The above hashing function by itself has a flaw since nothing prevents the hash function from selecting the same location for two different books; duplicate indexes occur if two ISBN numbers differ by a multiple of 500. Duplicate hash values for different keys are known as collisions in hashing terminology. You can handle hash collisions one of two ways: 1) prevent the occurrence of collisions by using a perfect hash function, or 2) use additional processing to handle collisions when they occur.
Perfect hash functions, which produce no collisions, can only be derived when the number of keys is very small and the keys themselves are fixed, as in a compiler's list of key words. Since collisions cannot be avoided for most applications, writers of hash functions concentrate on reducing the frequency of collisions, by producing an even distribution of hash values.
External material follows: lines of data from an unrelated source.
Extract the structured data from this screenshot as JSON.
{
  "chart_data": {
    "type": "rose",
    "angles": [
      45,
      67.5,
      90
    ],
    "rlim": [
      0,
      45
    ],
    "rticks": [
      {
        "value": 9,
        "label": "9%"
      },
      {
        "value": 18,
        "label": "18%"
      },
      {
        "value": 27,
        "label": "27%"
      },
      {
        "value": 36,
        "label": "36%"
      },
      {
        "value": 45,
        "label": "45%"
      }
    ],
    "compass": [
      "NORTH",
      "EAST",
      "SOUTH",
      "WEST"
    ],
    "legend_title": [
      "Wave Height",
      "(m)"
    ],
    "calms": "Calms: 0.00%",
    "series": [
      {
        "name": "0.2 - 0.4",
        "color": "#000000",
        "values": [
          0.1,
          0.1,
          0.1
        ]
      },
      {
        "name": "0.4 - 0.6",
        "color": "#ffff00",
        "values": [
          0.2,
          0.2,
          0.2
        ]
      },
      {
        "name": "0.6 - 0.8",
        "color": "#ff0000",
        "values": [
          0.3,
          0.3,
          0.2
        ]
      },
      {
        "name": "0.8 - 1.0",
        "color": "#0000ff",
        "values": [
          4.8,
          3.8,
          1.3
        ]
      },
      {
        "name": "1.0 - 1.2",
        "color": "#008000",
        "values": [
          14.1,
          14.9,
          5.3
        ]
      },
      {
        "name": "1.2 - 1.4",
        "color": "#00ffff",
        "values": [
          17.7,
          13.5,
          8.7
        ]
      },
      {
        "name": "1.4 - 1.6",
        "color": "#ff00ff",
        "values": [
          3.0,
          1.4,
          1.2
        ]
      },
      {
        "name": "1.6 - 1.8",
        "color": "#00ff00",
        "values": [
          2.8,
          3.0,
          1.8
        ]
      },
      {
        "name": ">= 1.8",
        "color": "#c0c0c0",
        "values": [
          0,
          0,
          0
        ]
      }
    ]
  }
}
Most hash function calculations are based either on division, as in the modulo operation above, or multiplication, in which selected digits, from the product of the index and a constant, are combined into a hash value.
When the key is not an integer, a hash function usually first reduces it to an integer form and then inputs it into a hash calculation. For example, a hash function for character strings might first exclusive-OR individual characters into a cumulative value, then input that value into a modulo operation.

Handling Collisions
Hash algorithms can be categorized by the method they use to handle collisions. Two common methods are described below.
Linear probe is the simplest method of handling collisions. If a key hashes to a location already containing another value, the linear probe method selects the next available empty location. In Figure 1, if 5960010 hashes to location 3, the linear probe performs a sequential search that scans the table until it finds an empty slot.
Another common hash algorithm handles collisions by associating a "bucket" with each hash value. Two keys colliding at the same location are stored in the same bucket (Figure 2) . To find a key, the hash function first identifies the correct bucket, then compares the residents of the bucket individually with the search key. The number of keys stored in any bucket is usually small enough such that a linked-list can adequately represent a bucket. A sequential search through the linked-list identifies the correct key.